Here’s another statistic that pairs interestingly with all this, though: all those ladies that catch so much YouTube hate? Um, well, other ladies like them. Really like them, a lot. So sayeth Spotify, which lists Cyrus, Minaj, Perry, and Swift in their top ten female artists among all female listeners. Could… could it be that men on the internet are expressing some kind of systematic animosity directed at prominent women in our culture?

But wait, maybe these menfolk have valid reasons for their downvotes. There are some legitimate avenues of criticism of this Ghostbusters sheboot. Perhaps we can find polite, reasonable discourse if we check Twitter.

Hoo boy.

It goes on and on, I assure you. And maybe they do have a point. Maybe Kate McKinnon really does have a big, sweaty vagina. I can see how that might distract from one’s enjoyment at the megaplex. There she is, up on the screen bustin’ ghosts and whatnot, and all that time she’s got swampcrotch from hours under those hot studio lights. I mean, you can’t tell, of course, because this is a fucking movie where people are wearing pants and you’re just some asshole in the audience worried about something that totally doesn’t matter in the slightest, but, gah, what if, man? WHAT. IF. This same scenario is why I can’t go see anything starring Michael Douglas, because I just know that silver fox is packing a mean case of the ballsweats underneath whatever tasteful slacks he’s Gordon Gekkoing around in. I feel your pain, America! Hypothetical Genital Moisture Anxiety is a real thing and deserves to be taken seriously!

In conclusion, Taylor Swift is pretty cool and one of the only girls I know of taller than me, and “Shake It Off” is one of the greatest videos of all time (of all time!), and somehow throngs of people have made time in their busy lives to mark down their dissatisfaction with a bouncy pop song whose message ironically implores us, in so many words, to fuck the haters and just enjoy shit. Take that phenomenon, throw in internet trolls angry that a remake happened to their favorite thing, blow it up to tentpole-release proportions, and slap on a big middle-finger to misogynists, and baby, you’ve got a stew going.

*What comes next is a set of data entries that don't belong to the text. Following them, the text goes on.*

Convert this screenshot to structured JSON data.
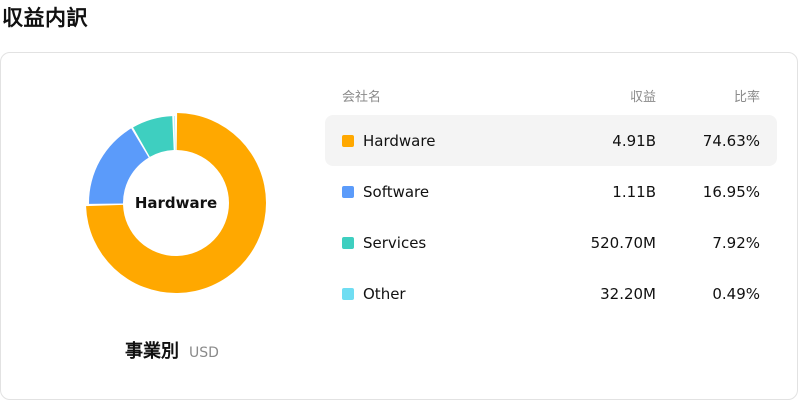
{
  "page": {
    "title": "収益内訳"
  },
  "caption": {
    "main": "事業別",
    "unit": "USD"
  },
  "table": {
    "headers": {
      "name": "会社名",
      "revenue": "収益",
      "ratio": "比率"
    },
    "rows": [
      {
        "name": "Hardware",
        "revenue": "4.91B",
        "ratio": "74.63%",
        "color": "#FFA800"
      },
      {
        "name": "Software",
        "revenue": "1.11B",
        "ratio": "16.95%",
        "color": "#5B9BFA"
      },
      {
        "name": "Services",
        "revenue": "520.70M",
        "ratio": "7.92%",
        "color": "#3ECFC0"
      },
      {
        "name": "Other",
        "revenue": "32.20M",
        "ratio": "0.49%",
        "color": "#6FDDF2"
      }
    ]
  },
  "chart_data": {
    "type": "pie",
    "title": "",
    "center_label": "Hardware",
    "categories": [
      "Hardware",
      "Software",
      "Services",
      "Other"
    ],
    "values": [
      74.63,
      16.95,
      7.92,
      0.49
    ],
    "colors": [
      "#FFA800",
      "#5B9BFA",
      "#3ECFC0",
      "#6FDDF2"
    ],
    "highlighted": "Hardware"
  }
}
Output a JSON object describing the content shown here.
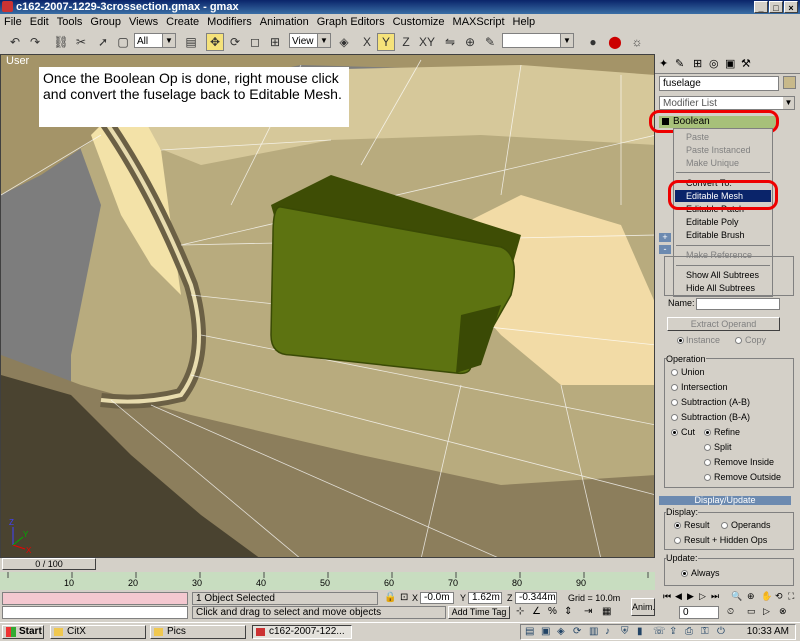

Maybe the new Ghostbusters movie will indeed be terrible; the trailer certainly makes it seem like it might, and I have no compulsion to argue otherwise simply out of some appeal to sorority. However, this movie, or any movie, will never be bad simply because of the gender of the cast. If a little increased representation gets your manly men’s underwear in a twist, maybe your concept of your own masculinity is a little too fragile. And dainty. With, like, lacy fringe and shit.